I find the snyde remarks around open source in the paper and announcement rather off putting.
As the ecosystem evolves, we urge the corporate AI community to move beyond demanding to be taken seriously as a player in open source for models that are not actually open, and avoid preaching with a PR statement that can be interpreted as uniformed at best or malicious at worst.
It would be great to understand what you mean by this -- we have a deep love for open source and the open developer ecosystem. Our open source team also released a blog today describing the rationale and approach for open models and continuing AI releases in the open ecosystem:
If you truly love Open Source, you should update the the language you use to describe your models so it doesn't mislead people into thinking it has something to do with Open Source.
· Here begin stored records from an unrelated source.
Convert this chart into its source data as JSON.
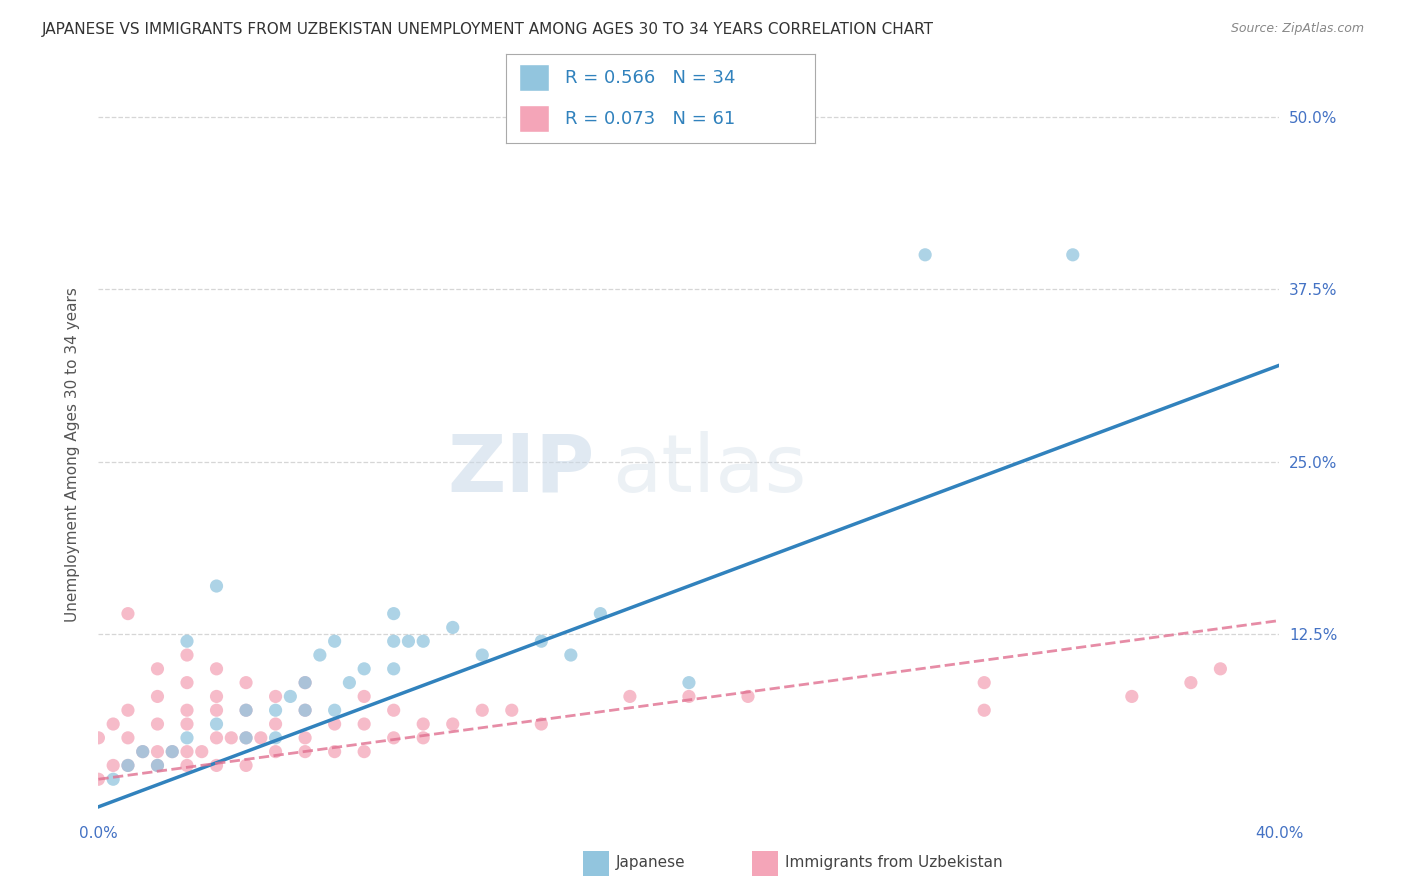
{
  "title": "JAPANESE VS IMMIGRANTS FROM UZBEKISTAN UNEMPLOYMENT AMONG AGES 30 TO 34 YEARS CORRELATION CHART",
  "source": "Source: ZipAtlas.com",
  "ylabel": "Unemployment Among Ages 30 to 34 years",
  "xlim": [
    0,
    0.4
  ],
  "ylim": [
    -0.01,
    0.52
  ],
  "xtick_positions": [
    0.0,
    0.4
  ],
  "xtick_labels": [
    "0.0%",
    "40.0%"
  ],
  "ytick_positions": [
    0.0,
    0.125,
    0.25,
    0.375,
    0.5
  ],
  "ytick_labels": [
    "",
    "12.5%",
    "25.0%",
    "37.5%",
    "50.0%"
  ],
  "legend1_R": "0.566",
  "legend1_N": "34",
  "legend2_R": "0.073",
  "legend2_N": "61",
  "legend1_label": "Japanese",
  "legend2_label": "Immigrants from Uzbekistan",
  "blue_color": "#92c5de",
  "pink_color": "#f4a5b8",
  "blue_line_color": "#3182bd",
  "pink_line_color": "#e07090",
  "watermark_zip": "ZIP",
  "watermark_atlas": "atlas",
  "grid_color": "#cccccc",
  "background_color": "#ffffff",
  "title_fontsize": 11,
  "source_fontsize": 9,
  "axis_label_fontsize": 11,
  "tick_fontsize": 11,
  "japanese_x": [
    0.005,
    0.01,
    0.015,
    0.02,
    0.025,
    0.03,
    0.03,
    0.04,
    0.04,
    0.05,
    0.05,
    0.06,
    0.06,
    0.065,
    0.07,
    0.07,
    0.075,
    0.08,
    0.08,
    0.085,
    0.09,
    0.1,
    0.1,
    0.1,
    0.105,
    0.11,
    0.12,
    0.13,
    0.15,
    0.16,
    0.17,
    0.2,
    0.28,
    0.33
  ],
  "japanese_y": [
    0.02,
    0.03,
    0.04,
    0.03,
    0.04,
    0.05,
    0.12,
    0.06,
    0.16,
    0.05,
    0.07,
    0.05,
    0.07,
    0.08,
    0.07,
    0.09,
    0.11,
    0.07,
    0.12,
    0.09,
    0.1,
    0.1,
    0.12,
    0.14,
    0.12,
    0.12,
    0.13,
    0.11,
    0.12,
    0.11,
    0.14,
    0.09,
    0.4,
    0.4
  ],
  "uzbek_x": [
    0.0,
    0.0,
    0.005,
    0.005,
    0.01,
    0.01,
    0.01,
    0.01,
    0.015,
    0.02,
    0.02,
    0.02,
    0.02,
    0.02,
    0.025,
    0.03,
    0.03,
    0.03,
    0.03,
    0.03,
    0.03,
    0.035,
    0.04,
    0.04,
    0.04,
    0.04,
    0.04,
    0.045,
    0.05,
    0.05,
    0.05,
    0.05,
    0.055,
    0.06,
    0.06,
    0.06,
    0.07,
    0.07,
    0.07,
    0.07,
    0.08,
    0.08,
    0.09,
    0.09,
    0.09,
    0.1,
    0.1,
    0.11,
    0.11,
    0.12,
    0.13,
    0.14,
    0.15,
    0.18,
    0.2,
    0.22,
    0.3,
    0.3,
    0.35,
    0.37,
    0.38
  ],
  "uzbek_y": [
    0.02,
    0.05,
    0.03,
    0.06,
    0.03,
    0.05,
    0.07,
    0.14,
    0.04,
    0.03,
    0.04,
    0.06,
    0.08,
    0.1,
    0.04,
    0.03,
    0.04,
    0.06,
    0.07,
    0.09,
    0.11,
    0.04,
    0.03,
    0.05,
    0.07,
    0.08,
    0.1,
    0.05,
    0.03,
    0.05,
    0.07,
    0.09,
    0.05,
    0.04,
    0.06,
    0.08,
    0.04,
    0.05,
    0.07,
    0.09,
    0.04,
    0.06,
    0.04,
    0.06,
    0.08,
    0.05,
    0.07,
    0.05,
    0.06,
    0.06,
    0.07,
    0.07,
    0.06,
    0.08,
    0.08,
    0.08,
    0.07,
    0.09,
    0.08,
    0.09,
    0.1
  ],
  "blue_line_x0": 0.0,
  "blue_line_y0": 0.0,
  "blue_line_x1": 0.4,
  "blue_line_y1": 0.32,
  "pink_line_x0": 0.0,
  "pink_line_y0": 0.02,
  "pink_line_x1": 0.4,
  "pink_line_y1": 0.135
}
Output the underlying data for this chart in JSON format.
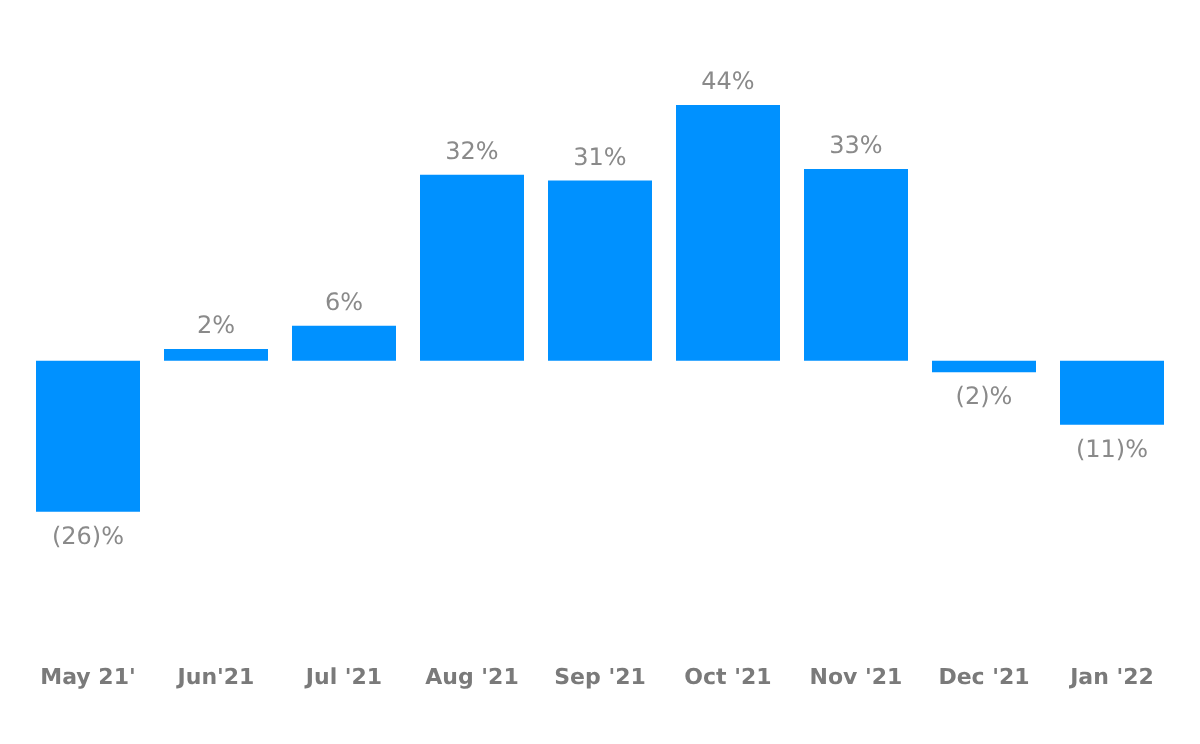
{
  "chart_data": {
    "type": "bar",
    "categories": [
      "May 21'",
      "Jun'21",
      "Jul '21",
      "Aug '21",
      "Sep '21",
      "Oct '21",
      "Nov '21",
      "Dec '21",
      "Jan '22"
    ],
    "values": [
      -26,
      2,
      6,
      32,
      31,
      44,
      33,
      -2,
      -11
    ],
    "value_labels": [
      "(26)%",
      "2%",
      "6%",
      "32%",
      "31%",
      "44%",
      "33%",
      "(2)%",
      "(11)%"
    ],
    "color": "#0091ff",
    "grid": false,
    "legend": false
  }
}
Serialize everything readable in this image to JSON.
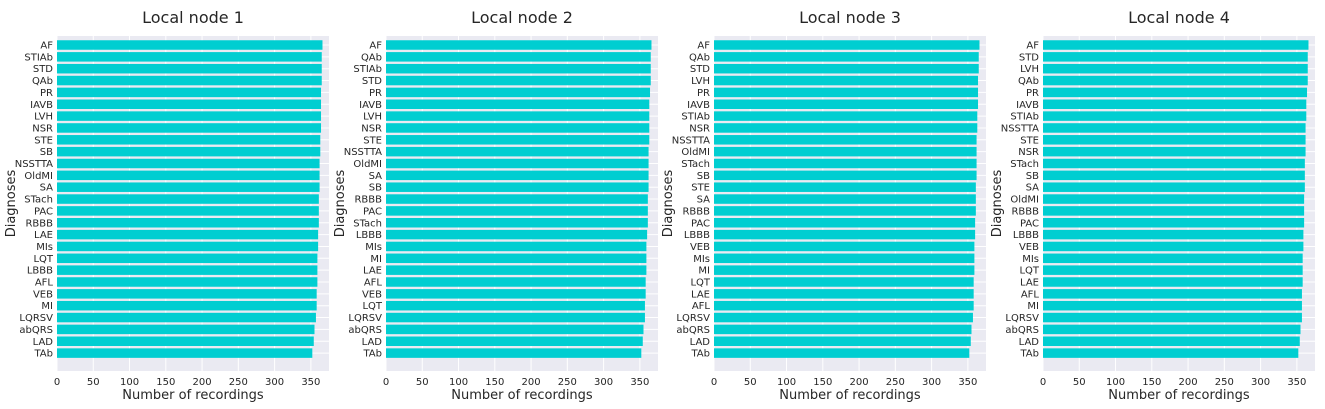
{
  "chart_data": [
    {
      "type": "bar",
      "orientation": "horizontal",
      "title": "Local node 1",
      "xlabel": "Number of recordings",
      "ylabel": "Diagnoses",
      "xlim": [
        0,
        375
      ],
      "xticks": [
        0,
        50,
        100,
        150,
        200,
        250,
        300,
        350
      ],
      "grid": true,
      "bar_color": "#00CED1",
      "background": "#EAEAF2",
      "categories": [
        "AF",
        "STIAb",
        "STD",
        "QAb",
        "PR",
        "IAVB",
        "LVH",
        "NSR",
        "STE",
        "SB",
        "NSSTTA",
        "OldMI",
        "SA",
        "STach",
        "PAC",
        "RBBB",
        "LAE",
        "MIs",
        "LQT",
        "LBBB",
        "AFL",
        "VEB",
        "MI",
        "LQRSV",
        "abQRS",
        "LAD",
        "TAb"
      ],
      "values": [
        366,
        365,
        365,
        365,
        364,
        364,
        364,
        364,
        363,
        363,
        362,
        362,
        362,
        361,
        361,
        361,
        360,
        360,
        359,
        359,
        359,
        358,
        358,
        357,
        355,
        354,
        352
      ]
    },
    {
      "type": "bar",
      "orientation": "horizontal",
      "title": "Local node 2",
      "xlabel": "Number of recordings",
      "ylabel": "Diagnoses",
      "xlim": [
        0,
        375
      ],
      "xticks": [
        0,
        50,
        100,
        150,
        200,
        250,
        300,
        350
      ],
      "grid": true,
      "bar_color": "#00CED1",
      "background": "#EAEAF2",
      "categories": [
        "AF",
        "QAb",
        "STIAb",
        "STD",
        "PR",
        "IAVB",
        "LVH",
        "NSR",
        "STE",
        "NSSTTA",
        "OldMI",
        "SA",
        "SB",
        "RBBB",
        "PAC",
        "STach",
        "LBBB",
        "MIs",
        "MI",
        "LAE",
        "AFL",
        "VEB",
        "LQT",
        "LQRSV",
        "abQRS",
        "LAD",
        "TAb"
      ],
      "values": [
        366,
        365,
        365,
        365,
        364,
        363,
        363,
        363,
        363,
        362,
        362,
        362,
        362,
        361,
        361,
        361,
        360,
        359,
        359,
        359,
        358,
        358,
        357,
        357,
        355,
        354,
        352
      ]
    },
    {
      "type": "bar",
      "orientation": "horizontal",
      "title": "Local node 3",
      "xlabel": "Number of recordings",
      "ylabel": "Diagnoses",
      "xlim": [
        0,
        375
      ],
      "xticks": [
        0,
        50,
        100,
        150,
        200,
        250,
        300,
        350
      ],
      "grid": true,
      "bar_color": "#00CED1",
      "background": "#EAEAF2",
      "categories": [
        "AF",
        "QAb",
        "STD",
        "LVH",
        "PR",
        "IAVB",
        "STIAb",
        "NSR",
        "NSSTTA",
        "OldMI",
        "STach",
        "SB",
        "STE",
        "SA",
        "RBBB",
        "PAC",
        "LBBB",
        "VEB",
        "MIs",
        "MI",
        "LQT",
        "LAE",
        "AFL",
        "LQRSV",
        "abQRS",
        "LAD",
        "TAb"
      ],
      "values": [
        366,
        365,
        365,
        364,
        364,
        364,
        363,
        363,
        362,
        362,
        362,
        362,
        361,
        361,
        361,
        360,
        360,
        359,
        359,
        359,
        358,
        358,
        358,
        357,
        355,
        354,
        352
      ]
    },
    {
      "type": "bar",
      "orientation": "horizontal",
      "title": "Local node 4",
      "xlabel": "Number of recordings",
      "ylabel": "Diagnoses",
      "xlim": [
        0,
        375
      ],
      "xticks": [
        0,
        50,
        100,
        150,
        200,
        250,
        300,
        350
      ],
      "grid": true,
      "bar_color": "#00CED1",
      "background": "#EAEAF2",
      "categories": [
        "AF",
        "STD",
        "LVH",
        "QAb",
        "PR",
        "IAVB",
        "STIAb",
        "NSSTTA",
        "STE",
        "NSR",
        "STach",
        "SB",
        "SA",
        "OldMI",
        "RBBB",
        "PAC",
        "LBBB",
        "VEB",
        "MIs",
        "LQT",
        "LAE",
        "AFL",
        "MI",
        "LQRSV",
        "abQRS",
        "LAD",
        "TAb"
      ],
      "values": [
        366,
        365,
        365,
        365,
        364,
        363,
        363,
        362,
        362,
        362,
        361,
        361,
        361,
        360,
        360,
        360,
        359,
        359,
        358,
        358,
        358,
        357,
        357,
        357,
        355,
        354,
        352
      ]
    }
  ]
}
Despite being called "Open", the Gemma weights are released under a license that is incompatible with the Open Source Definition. It has more in common with Source-Available Software, and as such it should be called a "Weights-Available Model".
Open source is not defined as strictly as what you are suggesting it is. If you wish to have a stricter definition, a new term should probably be used. I believe I've heard it referred to as libre software in the past
"Open Source Software" always refers to software that meets the Open Source Definition. "Libre Software" always refers to software that meets the Free Software Definition. In practice the two are often identical, hence the abbreviations "FOSS" (Free and Open Source Software) and "FLOSS" (Free/Libre and Open Source Software).
Although I don't know Google's motivation for using "Open" to describe proprietary model weights, the practical result is increasing confusion about Open Source Software. It's behavior that benefits any organization wanting to enjoy the good image of the Open Source Software community while not actually caring about that community at all.
If, on the Llama 2 version release date, the monthly active users [...] is greater than 700 million monthly active users [...] you are not authorized to exercise any of the rights under this Agreement
I would guess this is Google being careful to not be burned by this lame clause in the Llama 2 license.
It's aimed directly at them (and OpenAI and Microsoft) so they have to honor it if they don't want a legal battle. But there's nothing stopping others from doing benchmarking.
For the reference of people seeing this now: The tweet that person linked has now been deleted and the scientist who tweeted it has acknowledged they were wrong and retracted their claim, as all good scientists should.
The synde remarks at metas llama license that doesn't allow companies with 700 million monthly active users to use it, while this model also doesn't have a really 'open' license itself and also this paragraph:
>As the ecosystem evolves, we urge the wider AI community to move beyond simplistic ’open vs. closed’ debates, and avoid either exaggerating or minimising potential harms, as we believe a nuanced, collaborative approach to risks and benefits is essential. At Google DeepMind we’re committed to developing high-quality evaluations and invite the community to join us in this effort for a deeper understanding of AI systems.
Well, given that that restriction added to the meta-llama license is aimed at Google, is petty, and goes against open source norms, I think it’s reasonable that they should feel this way about it.
Ah, thanks for clarifying! It's a good flag, though I wouldn't classify it as a snide comment personally. I'd be interested in hearing what you find snide or offensive about it -- do you think we shouldn't be trying to bring the whole community along for evals/safety/etc, regardless of open/closed?
Opinions are our own and not of Google DeepMind.